Though he all but endorsed Mitt Romney and will be campaigning with him, Newt Gingrich tried to quell concerns that he isn't supportive enough of his former opponent on Sunday.
“You have to have some respect for a guy who spent six years of his life, put together a serious national campaign, made the case,” he said on CNN’s State of the Union, adding that though he beat Romney in a number of debates, “when it got to the crunch, and […] he had to do it or die, he did it.”
Gingrich said that Romney had “many strong things” to support his candidacy – including, simply, the fact that he won.
“This is not some magic show. You're either gonna get Barack Obama or you’re gonna get Mitt Romney. Now I don’t see how any conservative, given that choice, could end up favoring Barack Obama,” he said.

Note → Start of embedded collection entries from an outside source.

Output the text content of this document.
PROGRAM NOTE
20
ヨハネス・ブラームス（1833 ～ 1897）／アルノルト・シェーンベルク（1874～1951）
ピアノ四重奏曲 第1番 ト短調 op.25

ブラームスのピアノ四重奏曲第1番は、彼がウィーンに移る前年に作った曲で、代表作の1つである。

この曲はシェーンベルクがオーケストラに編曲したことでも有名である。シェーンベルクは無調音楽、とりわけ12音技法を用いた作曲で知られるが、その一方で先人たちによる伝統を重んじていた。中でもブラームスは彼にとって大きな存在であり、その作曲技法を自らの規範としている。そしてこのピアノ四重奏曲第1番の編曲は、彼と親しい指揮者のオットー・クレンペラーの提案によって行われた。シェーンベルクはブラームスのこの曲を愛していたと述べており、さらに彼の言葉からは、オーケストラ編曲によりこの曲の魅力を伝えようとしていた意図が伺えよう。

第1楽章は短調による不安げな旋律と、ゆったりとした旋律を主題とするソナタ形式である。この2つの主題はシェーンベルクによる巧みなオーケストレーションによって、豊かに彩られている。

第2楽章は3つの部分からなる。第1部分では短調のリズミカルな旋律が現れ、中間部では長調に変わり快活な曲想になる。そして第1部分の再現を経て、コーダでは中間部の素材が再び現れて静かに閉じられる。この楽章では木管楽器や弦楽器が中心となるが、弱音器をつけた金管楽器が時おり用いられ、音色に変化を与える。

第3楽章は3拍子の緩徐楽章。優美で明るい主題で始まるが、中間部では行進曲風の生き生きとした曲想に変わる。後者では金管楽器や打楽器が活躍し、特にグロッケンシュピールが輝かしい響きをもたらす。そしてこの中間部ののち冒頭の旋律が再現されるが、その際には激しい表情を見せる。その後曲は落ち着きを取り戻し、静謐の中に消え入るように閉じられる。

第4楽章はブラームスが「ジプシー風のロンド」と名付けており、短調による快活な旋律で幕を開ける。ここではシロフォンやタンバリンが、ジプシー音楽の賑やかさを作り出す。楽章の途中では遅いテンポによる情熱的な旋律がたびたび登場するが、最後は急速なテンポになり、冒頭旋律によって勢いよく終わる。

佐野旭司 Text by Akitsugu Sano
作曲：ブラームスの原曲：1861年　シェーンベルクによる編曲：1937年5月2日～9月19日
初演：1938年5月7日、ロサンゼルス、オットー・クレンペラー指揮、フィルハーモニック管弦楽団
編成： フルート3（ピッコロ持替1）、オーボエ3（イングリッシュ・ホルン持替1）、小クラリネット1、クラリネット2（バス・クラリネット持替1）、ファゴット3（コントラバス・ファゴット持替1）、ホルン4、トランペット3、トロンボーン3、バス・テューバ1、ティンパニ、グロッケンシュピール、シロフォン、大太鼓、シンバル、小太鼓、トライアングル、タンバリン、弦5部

Gingrich dropped out of the race last week, committing to help him win the nomination. He said that he will, “be available at their convenience to do anything they want me to do,” although he dismissed the idea that he’d be Romney’s vice-presidential running mate.
Gingrich has often said that a protracted primary was good for the party, as rationale for continuing his campaign despite long odds. He echoed that view on Sunday, affirming that Romney had “earned” the nomination by fighting hard for it in the primary.
“I believe that he has earned the right to represent the Republican Party, and he's earned it the hard way," Gingrich said. "He has fought his way to the nomination. Nobody gave him an inch.”